On our first full day in Birmingham we spent very little time in Birmingham. Our hotel is right next to the New Street station and the Bullring so there is an incredible number of stores we could of drained our pockets at, and it is part of the second largest con-urban in the UK, second only to London, but we had other plans.
Standing about 3 feet tall, this incredible piece is several thousand pounds – and well worth the price, I think.
Instead, I had my eye on a smaller city about an hour and a half to the north-west called Stoke-on-Trent. One of the city’s nicknames is “The Potteries” and it is considered a world capital of ceramics as some of the world’s most respected companies create their wares there. Among them are Wedgwood and Royal Daulton, Portmeiron, Royal Stafford, Gladstone, and the place I wanted to go – Moorcroft.
Some years ago Mrs Crow and I came across this little show that’s not seen in the US called Bargain Hunt. We were hooked immediately. It’s huge here in the UK and it pits two pairs of players against each other to gather three items at antique shops and boot sales and make the most cash selling them at auction. Well, every once in a while someone would pick up a very small vase or bowl to find that it was outside their 300 quid budget.
Hard to see, but these vases are done in the rare ‘Flambe’ firing technique originally done in the middle of the last century. Very striking and incredibly beautiful!
It was always a striking piece, quite unlike the porcelain and pottery my mother collects. The colors were unusual and vibrant, and there was an edged beading between the colors creating an almost a cloisonne effect. I collect glass and never really looked at potteries, but this stuff was special.
So off Mrs Crow and I flew, training it out to Stoke-on-Trent to the Moorcroft manufactory. Walking through the shop for me was a near sacred experience. The colors were intense yet restrained, the designs were of every kind – from simple to detailed scenes. Did I mention the colors?
One of the shop ladies was kind enough to show us a short film on the creation and manufacturing process guided by Eric Knowles who we know from Bargain Hunt and Antiques Roadshow. It was truly an entrancing experience for me. We ended up buying two rather small items and spent a few hundred pounds for them, but just having two Moorcroft pieces is indescribable.

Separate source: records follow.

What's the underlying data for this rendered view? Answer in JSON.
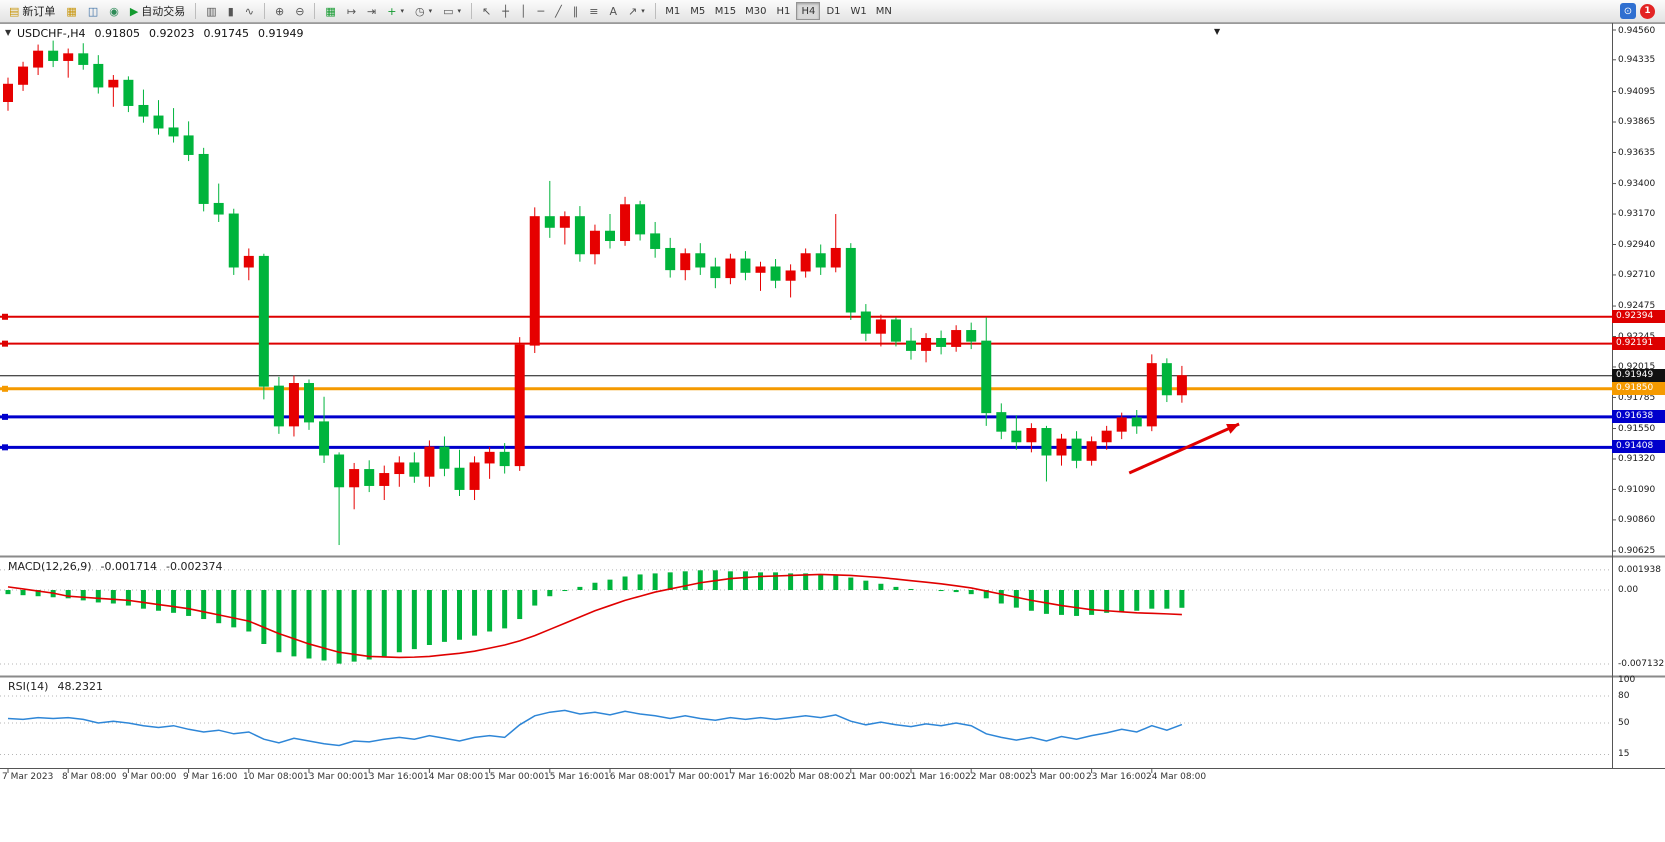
{
  "toolbar": {
    "new_order_label": "新订单",
    "autotrading_label": "自动交易",
    "timeframes": [
      "M1",
      "M5",
      "M15",
      "M30",
      "H1",
      "H4",
      "D1",
      "W1",
      "MN"
    ],
    "active_timeframe": "H4",
    "notification_count": "1"
  },
  "chart_data": {
    "type": "candlestick",
    "header": {
      "symbol_period": "USDCHF-,H4",
      "open": "0.91805",
      "high": "0.92023",
      "low": "0.91745",
      "close": "0.91949"
    },
    "up_color": "#e60000",
    "down_color": "#00b43c",
    "ylim": [
      0.90625,
      0.9456
    ],
    "price_tick_labels": [
      "0.94560",
      "0.94335",
      "0.94095",
      "0.93865",
      "0.93635",
      "0.93400",
      "0.93170",
      "0.92940",
      "0.92710",
      "0.92475",
      "0.92245",
      "0.92015",
      "0.91785",
      "0.91550",
      "0.91320",
      "0.91090",
      "0.90860",
      "0.90625"
    ],
    "time_labels": [
      "7 Mar 2023",
      "8 Mar 08:00",
      "9 Mar 00:00",
      "9 Mar 16:00",
      "10 Mar 08:00",
      "13 Mar 00:00",
      "13 Mar 16:00",
      "14 Mar 08:00",
      "15 Mar 00:00",
      "15 Mar 16:00",
      "16 Mar 08:00",
      "17 Mar 00:00",
      "17 Mar 16:00",
      "20 Mar 08:00",
      "21 Mar 00:00",
      "21 Mar 16:00",
      "22 Mar 08:00",
      "23 Mar 00:00",
      "23 Mar 16:00",
      "24 Mar 08:00"
    ],
    "label_every_n_candles": 4,
    "candles": [
      [
        0.9402,
        0.942,
        0.9395,
        0.9415
      ],
      [
        0.9415,
        0.9432,
        0.941,
        0.9428
      ],
      [
        0.9428,
        0.9445,
        0.9422,
        0.944
      ],
      [
        0.944,
        0.9448,
        0.9428,
        0.9433
      ],
      [
        0.9433,
        0.9442,
        0.942,
        0.9438
      ],
      [
        0.9438,
        0.9446,
        0.9426,
        0.943
      ],
      [
        0.943,
        0.9437,
        0.9408,
        0.9413
      ],
      [
        0.9413,
        0.9422,
        0.9398,
        0.9418
      ],
      [
        0.9418,
        0.9421,
        0.9394,
        0.9399
      ],
      [
        0.9399,
        0.9411,
        0.9386,
        0.9391
      ],
      [
        0.9391,
        0.9403,
        0.9377,
        0.9382
      ],
      [
        0.9382,
        0.9397,
        0.9371,
        0.9376
      ],
      [
        0.9376,
        0.9387,
        0.9357,
        0.9362
      ],
      [
        0.9362,
        0.9367,
        0.9319,
        0.9325
      ],
      [
        0.9325,
        0.934,
        0.9311,
        0.9317
      ],
      [
        0.9317,
        0.9321,
        0.9271,
        0.9277
      ],
      [
        0.9277,
        0.9291,
        0.9267,
        0.9285
      ],
      [
        0.9285,
        0.9287,
        0.9177,
        0.9187
      ],
      [
        0.9187,
        0.9194,
        0.9151,
        0.9157
      ],
      [
        0.9157,
        0.9195,
        0.9149,
        0.9189
      ],
      [
        0.9189,
        0.9192,
        0.9154,
        0.916
      ],
      [
        0.916,
        0.9179,
        0.9129,
        0.9135
      ],
      [
        0.9135,
        0.9137,
        0.9067,
        0.9111
      ],
      [
        0.9111,
        0.9129,
        0.9094,
        0.9124
      ],
      [
        0.9124,
        0.9131,
        0.9107,
        0.9112
      ],
      [
        0.9112,
        0.9127,
        0.9101,
        0.9121
      ],
      [
        0.9121,
        0.9134,
        0.9111,
        0.9129
      ],
      [
        0.9129,
        0.9137,
        0.9114,
        0.9119
      ],
      [
        0.9119,
        0.9146,
        0.9111,
        0.9141
      ],
      [
        0.9141,
        0.9149,
        0.9119,
        0.9125
      ],
      [
        0.9125,
        0.9139,
        0.9104,
        0.9109
      ],
      [
        0.9109,
        0.9134,
        0.9101,
        0.9129
      ],
      [
        0.9129,
        0.9141,
        0.9117,
        0.9137
      ],
      [
        0.9137,
        0.9144,
        0.9121,
        0.9127
      ],
      [
        0.9127,
        0.9224,
        0.9123,
        0.9218
      ],
      [
        0.9218,
        0.9322,
        0.9212,
        0.9315
      ],
      [
        0.9315,
        0.9342,
        0.9299,
        0.9307
      ],
      [
        0.9307,
        0.9319,
        0.9294,
        0.9315
      ],
      [
        0.9315,
        0.9323,
        0.9281,
        0.9287
      ],
      [
        0.9287,
        0.9309,
        0.9279,
        0.9304
      ],
      [
        0.9304,
        0.9317,
        0.9291,
        0.9297
      ],
      [
        0.9297,
        0.933,
        0.9293,
        0.9324
      ],
      [
        0.9324,
        0.9327,
        0.9297,
        0.9302
      ],
      [
        0.9302,
        0.9311,
        0.9284,
        0.9291
      ],
      [
        0.9291,
        0.9299,
        0.9269,
        0.9275
      ],
      [
        0.9275,
        0.9291,
        0.9267,
        0.9287
      ],
      [
        0.9287,
        0.9295,
        0.9271,
        0.9277
      ],
      [
        0.9277,
        0.9284,
        0.9261,
        0.9269
      ],
      [
        0.9269,
        0.9287,
        0.9264,
        0.9283
      ],
      [
        0.9283,
        0.9289,
        0.9267,
        0.9273
      ],
      [
        0.9273,
        0.9281,
        0.9259,
        0.9277
      ],
      [
        0.9277,
        0.9283,
        0.9261,
        0.9267
      ],
      [
        0.9267,
        0.9279,
        0.9254,
        0.9274
      ],
      [
        0.9274,
        0.9291,
        0.9269,
        0.9287
      ],
      [
        0.9287,
        0.9294,
        0.9271,
        0.9277
      ],
      [
        0.9277,
        0.9317,
        0.9273,
        0.9291
      ],
      [
        0.9291,
        0.9295,
        0.9237,
        0.9243
      ],
      [
        0.9243,
        0.9249,
        0.9221,
        0.9227
      ],
      [
        0.9227,
        0.9241,
        0.9217,
        0.9237
      ],
      [
        0.9237,
        0.9239,
        0.9217,
        0.9221
      ],
      [
        0.9221,
        0.9231,
        0.9207,
        0.9214
      ],
      [
        0.9214,
        0.9227,
        0.9205,
        0.9223
      ],
      [
        0.9223,
        0.9229,
        0.9211,
        0.9217
      ],
      [
        0.9217,
        0.9233,
        0.9213,
        0.9229
      ],
      [
        0.9229,
        0.9235,
        0.9215,
        0.9221
      ],
      [
        0.9221,
        0.9239,
        0.9157,
        0.9167
      ],
      [
        0.9167,
        0.9174,
        0.9147,
        0.9153
      ],
      [
        0.9153,
        0.9165,
        0.9139,
        0.9145
      ],
      [
        0.9145,
        0.9159,
        0.9137,
        0.9155
      ],
      [
        0.9155,
        0.9157,
        0.9115,
        0.9135
      ],
      [
        0.9135,
        0.9151,
        0.9127,
        0.9147
      ],
      [
        0.9147,
        0.9153,
        0.9125,
        0.9131
      ],
      [
        0.9131,
        0.9149,
        0.9127,
        0.9145
      ],
      [
        0.9145,
        0.9157,
        0.9139,
        0.9153
      ],
      [
        0.9153,
        0.9167,
        0.9147,
        0.9163
      ],
      [
        0.9163,
        0.9169,
        0.9151,
        0.9157
      ],
      [
        0.9157,
        0.9211,
        0.9153,
        0.9204
      ],
      [
        0.9204,
        0.9208,
        0.9175,
        0.91805
      ],
      [
        0.91805,
        0.92023,
        0.91745,
        0.91949
      ]
    ],
    "levels": [
      {
        "price": 0.92394,
        "label": "0.92394",
        "color": "#dd0000",
        "width": 2,
        "handle": true
      },
      {
        "price": 0.92191,
        "label": "0.92191",
        "color": "#dd0000",
        "width": 2,
        "handle": true
      },
      {
        "price": 0.91949,
        "label": "0.91949",
        "color": "#111111",
        "width": 1,
        "handle": false
      },
      {
        "price": 0.9185,
        "label": "0.91850",
        "color": "#f59a00",
        "width": 3,
        "handle": true
      },
      {
        "price": 0.91638,
        "label": "0.91638",
        "color": "#0000cc",
        "width": 3,
        "handle": true
      },
      {
        "price": 0.91408,
        "label": "0.91408",
        "color": "#0000cc",
        "width": 3,
        "handle": true
      }
    ],
    "bid_price": 0.91949,
    "arrow": {
      "i1": 74.5,
      "p1": 0.91214,
      "i2": 81.8,
      "p2": 0.91584,
      "color": "#e00000"
    },
    "macd": {
      "label": "MACD(12,26,9)",
      "value_main": "-0.001714",
      "value_signal": "-0.002374",
      "tick_labels": [
        "0.001938",
        "0.00",
        "-0.007132"
      ],
      "hist_color": "#00b43c",
      "signal_color": "#e00000",
      "histogram": [
        -0.0004,
        -0.0005,
        -0.0006,
        -0.0007,
        -0.0008,
        -0.001,
        -0.0012,
        -0.0013,
        -0.0015,
        -0.0018,
        -0.002,
        -0.0022,
        -0.0025,
        -0.0028,
        -0.0032,
        -0.0036,
        -0.004,
        -0.0052,
        -0.006,
        -0.0064,
        -0.0066,
        -0.0068,
        -0.0071,
        -0.0069,
        -0.0067,
        -0.0064,
        -0.006,
        -0.0057,
        -0.0053,
        -0.005,
        -0.0048,
        -0.0044,
        -0.004,
        -0.0037,
        -0.0028,
        -0.0015,
        -0.0006,
        -0.0001,
        0.0003,
        0.0007,
        0.001,
        0.0013,
        0.0015,
        0.0016,
        0.0017,
        0.0018,
        0.0019,
        0.0019,
        0.0018,
        0.0018,
        0.0017,
        0.0017,
        0.0016,
        0.0016,
        0.0015,
        0.0015,
        0.0012,
        0.0009,
        0.0006,
        0.0003,
        0.0001,
        0.0,
        -0.0001,
        -0.0002,
        -0.0004,
        -0.0008,
        -0.0013,
        -0.0017,
        -0.002,
        -0.0023,
        -0.0024,
        -0.0025,
        -0.0024,
        -0.0022,
        -0.0021,
        -0.002,
        -0.0018,
        -0.0018,
        -0.001714
      ],
      "signal": [
        0.0003,
        0.0001,
        -0.0001,
        -0.0003,
        -0.0006,
        -0.0007,
        -0.0008,
        -0.0009,
        -0.001,
        -0.0012,
        -0.0014,
        -0.0016,
        -0.0018,
        -0.0021,
        -0.0024,
        -0.0027,
        -0.003,
        -0.0036,
        -0.0042,
        -0.0047,
        -0.0052,
        -0.0056,
        -0.006,
        -0.0062,
        -0.0064,
        -0.00645,
        -0.0065,
        -0.00647,
        -0.0064,
        -0.00625,
        -0.0061,
        -0.0059,
        -0.0056,
        -0.0053,
        -0.0049,
        -0.0044,
        -0.0038,
        -0.0032,
        -0.0026,
        -0.002,
        -0.0015,
        -0.001,
        -0.0006,
        -0.0002,
        0.0001,
        0.0004,
        0.0007,
        0.0009,
        0.0011,
        0.0012,
        0.0013,
        0.00135,
        0.0014,
        0.00145,
        0.0015,
        0.00145,
        0.0014,
        0.0013,
        0.0012,
        0.00105,
        0.0009,
        0.00075,
        0.0006,
        0.0004,
        0.0002,
        -0.0001,
        -0.0004,
        -0.0007,
        -0.001,
        -0.00125,
        -0.0015,
        -0.0017,
        -0.0019,
        -0.002,
        -0.0021,
        -0.0022,
        -0.00225,
        -0.0023,
        -0.00237
      ]
    },
    "rsi": {
      "label": "RSI(14)",
      "value": "48.2321",
      "scale_labels": [
        "100",
        "80",
        "50",
        "15"
      ],
      "levels": [
        80,
        50,
        15
      ],
      "range": [
        0,
        100
      ],
      "color": "#2e86d7",
      "series": [
        55,
        54,
        56,
        55,
        56,
        54,
        50,
        52,
        50,
        47,
        45,
        47,
        43,
        40,
        42,
        38,
        40,
        32,
        28,
        33,
        30,
        27,
        25,
        30,
        29,
        32,
        34,
        32,
        36,
        33,
        30,
        34,
        36,
        34,
        48,
        58,
        62,
        64,
        60,
        62,
        59,
        63,
        60,
        58,
        55,
        58,
        55,
        53,
        56,
        54,
        56,
        54,
        56,
        58,
        56,
        59,
        52,
        48,
        51,
        48,
        46,
        49,
        47,
        50,
        47,
        38,
        34,
        31,
        34,
        30,
        35,
        32,
        36,
        39,
        43,
        40,
        47,
        42,
        48.23
      ]
    }
  }
}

Hidden Dreams Frog Model designed by Emma Bossons in 2005
From there we began a walk up towards the Royal Doulton outlet, but as we hadn’t had more than coffee and a doughnut for breakfast, we neeeded fuel and chanced across a small fish and chips diner a half block off our route and took the opportunity for a quick sit-down.
I love diners. I see them as little windows into the local culture and this one was no exception. The sign noted that it was ‘award winning’ although didn’t mention what award that was. Inside was a take-away counter and several booths and tables that were half filled with local folks and families. Very working class, just like us. It looked as if we were noticed right away as ‘not from around here’, but everyone was nice, or at least tolerant of our presence. Mrs Crow was kind of pedestrian in choosing the cod and chips, but me, being the rebel that I am, went for the haddock.
Topped up, we made it up to the Royal Doulton shop. There were stacks of pattterned dinnerware for some incredible prices! You could probably put together a full 8-piece dinner set for less than 200 pounds! There was also an area where, I presume, school kids could paint their own pottery and get it fired. I ended up with just a mug, but it had an octopus on it, which my mother collects (yeah, she collects a lot of things) and it is surprisingly difficult to find octopus themed items. In Royal Doulton ware it was a real coup in my thinking.
Keep It Real by Banksy
Walking out of the shop we prepared to call a car to take us back to the train station, but there was a little gallery nearby I wanted to peer in it’s window so we wandered over that-a-way. I’ve mentioned that Mrs Crow and I have come across some wonderfully unexpected things when we just wander and this was one such time. Getting around the side of the building we found a small bit of street art on the wall next to the gallery – Banksy’s Keep it Real. From what I gather, the design has had several incarnations on various media, but Stoke does count him as one of it’s own, so it’s quite possible it’s genuine. Nonetheless, it did make for a wonderous capper to our visit to this city of clay-makers.
Observations from day…uh…today…and maybe yesterday too: I use the term ‘city block’ frequently but it has no meaning here.
We have yet to see a washcloth-sized towel.